Scottish Homebuilders Warn Proposed Levy Could Worsen Housing Shortage

Leading housebuilders have raised serious concerns that Scottish Government policies, including the proposed Scottish Building Safety Levy (SBSL), are actively reducing the number of new homes being built, exacerbating the country’s ongoing housing shortage.

Miller Homes, one of Scotland’s largest developers, told Holyrood’s Finance and Public Administration Committee that it has already scaled back construction in Scotland. The company’s output has fallen from roughly 25% of its UK total in 2019 to well under 14% today. Julie Jackson, General Counsel and Company Secretary at Miller Homes, highlighted that margins on many sites, particularly in the west, are extremely tight. She warned that the proposed levy could “tip more sites over the edge,” making them financially unviable.

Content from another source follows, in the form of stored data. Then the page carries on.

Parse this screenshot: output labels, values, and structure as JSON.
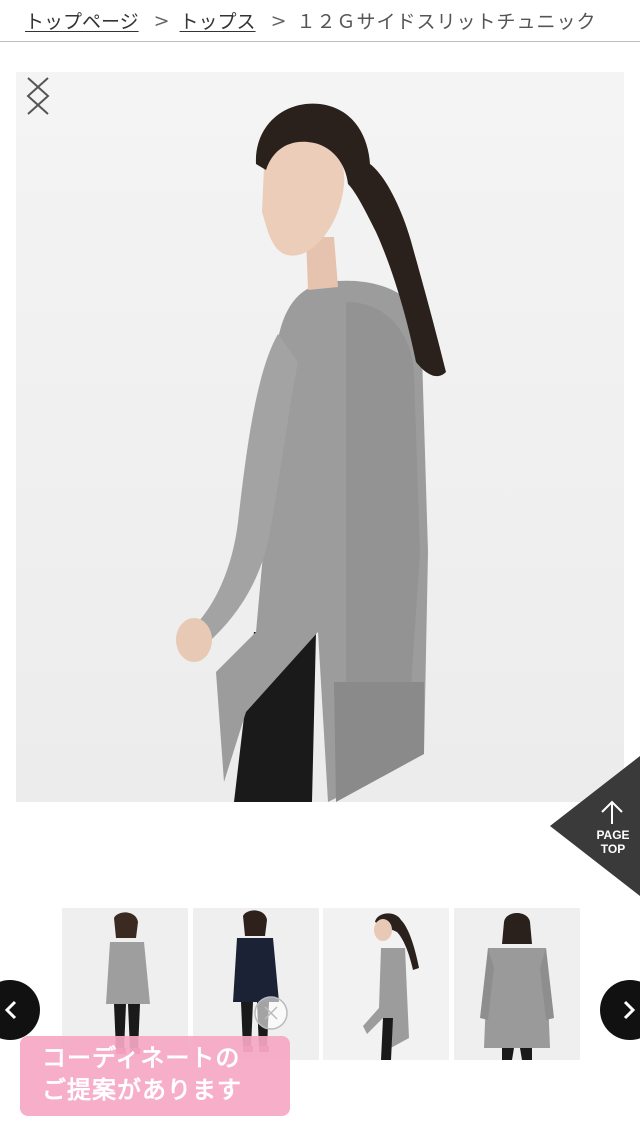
{
  "breadcrumb": {
    "items": [
      {
        "label": "トップページ"
      },
      {
        "label": "トップス"
      }
    ],
    "separator": ">",
    "current": "１２Ｇサイドスリットチュニック"
  },
  "gallery": {
    "main_image": "model-side-view-gray-tunic",
    "prev_icon": "chevron-left-icon",
    "next_icon": "chevron-right-icon",
    "thumbnails": [
      {
        "image": "gray-tunic-front"
      },
      {
        "image": "navy-tunic-front"
      },
      {
        "image": "gray-tunic-side"
      },
      {
        "image": "gray-tunic-back"
      }
    ]
  },
  "page_top": {
    "line1": "PAGE",
    "line2": "TOP",
    "icon": "arrow-up-icon"
  },
  "coordinate_banner": {
    "line1": "コーディネートの",
    "line2": "ご提案があります"
  },
  "colors": {
    "banner_pink": "#f6a8c4",
    "page_top_bg": "#3a3a3a",
    "carousel_button": "#111111",
    "sweater_gray": "#9a9a9a"
  }
}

“It is not a question of unwillingness to grow in Scotland,” said Jackson. “We are a Scottish company headquartered here, and we want to invest and grow. But current numbers show we are moving backwards.”

Jackson explained that the viability of new housing developments is determined by local sale prices minus construction, land, and preparation costs, along with council contributions for schools and affordable housing. Adding a new levy could reduce land values to zero, discouraging landowners from selling and further limiting housing supply.

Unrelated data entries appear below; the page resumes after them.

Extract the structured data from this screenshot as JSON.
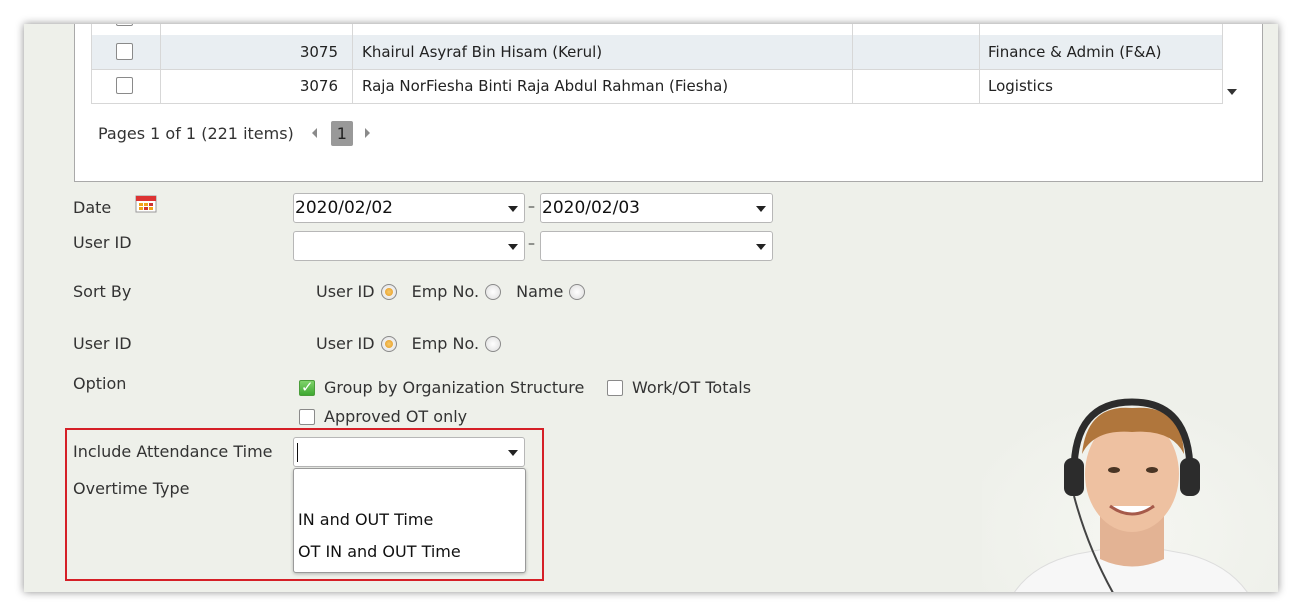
{
  "grid": {
    "rows": [
      {
        "id": "3075",
        "name": "Khairul Asyraf Bin Hisam (Kerul)",
        "dept": "Finance & Admin (F&A)"
      },
      {
        "id": "3076",
        "name": "Raja NorFiesha Binti Raja Abdul Rahman (Fiesha)",
        "dept": "Logistics"
      }
    ],
    "pager_text": "Pages 1 of 1 (221 items)",
    "current_page": "1"
  },
  "form": {
    "date_label": "Date",
    "date_from": "2020/02/02",
    "date_to": "2020/02/03",
    "userid_range_label": "User ID",
    "userid_from": "",
    "userid_to": "",
    "sortby_label": "Sort By",
    "sortby_options": [
      "User ID",
      "Emp No.",
      "Name"
    ],
    "sortby_selected": "User ID",
    "userid_label": "User ID",
    "userid_options": [
      "User ID",
      "Emp No."
    ],
    "userid_selected": "User ID",
    "option_label": "Option",
    "option_group_by_org": "Group by Organization Structure",
    "option_group_by_org_checked": true,
    "option_work_ot_totals": "Work/OT Totals",
    "option_work_ot_totals_checked": false,
    "option_approved_ot": "Approved OT only",
    "option_approved_ot_checked": false,
    "include_attendance_label": "Include Attendance Time",
    "include_attendance_value": "",
    "overtime_type_label": "Overtime Type",
    "dropdown_options": [
      "",
      "IN and OUT Time",
      "OT IN and OUT Time"
    ]
  },
  "colors": {
    "highlight": "#d51f27",
    "background": "#eef0ea",
    "radio_selected": "#e59a21",
    "checkbox_checked": "#3fa832"
  },
  "icons": {
    "calendar": "calendar-icon",
    "caret": "chevron-down-icon"
  }
}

The committee also heard from Homes for Scotland (HFS), which represents most major developers. HFS argued that government estimates of the new-build market size are overstated. While ministers forecast a market worth £4.6 billion, Registers of Scotland data suggests it is closer to £3.2 billion. Fionna Kell, HFS Director of Policy, said:
“Without accurate modelling, it is impossible to make informed policy decisions. Relying on estimates of estimates, eight years on, is a significant concern.”

Natasha Douglas, Land and Planning Director at Bancon Homes, added that a levy of £3,000 per home could reduce profit margins by 17–20%, restricting firms’ ability to hire staff and expand, despite never developing unsafe buildings. “It feels severely unfair to be penalised for issues we did not create,” she said, highlighting concerns about the levy’s impact on business growth.

Developers questioned why other parties involved in historic construction, including contractors and cladding suppliers, are not contributing to remediation efforts. They argued that the levy runs counter to the government’s stated ambition of increasing housing supply by 10% year-on-year to tackle Scotland’s housing crisis.

Kell emphasized the contradiction:
“On one hand, the government aims to increase housing starts and completions. On the other, this levy threatens to reduce the number of new homes built. These policies are directly at odds with Scotland’s urgent need for affordable housing.”

The warnings from Miller Homes, Bancon Homes, and HFS underscore the risks of implementing additional levies without fully considering their impact on the Scottish housing market. Industry experts argue that careful policy planning is crucial to ensure sustainable growth, protect jobs, and meet Scotland’s pressing housing needs.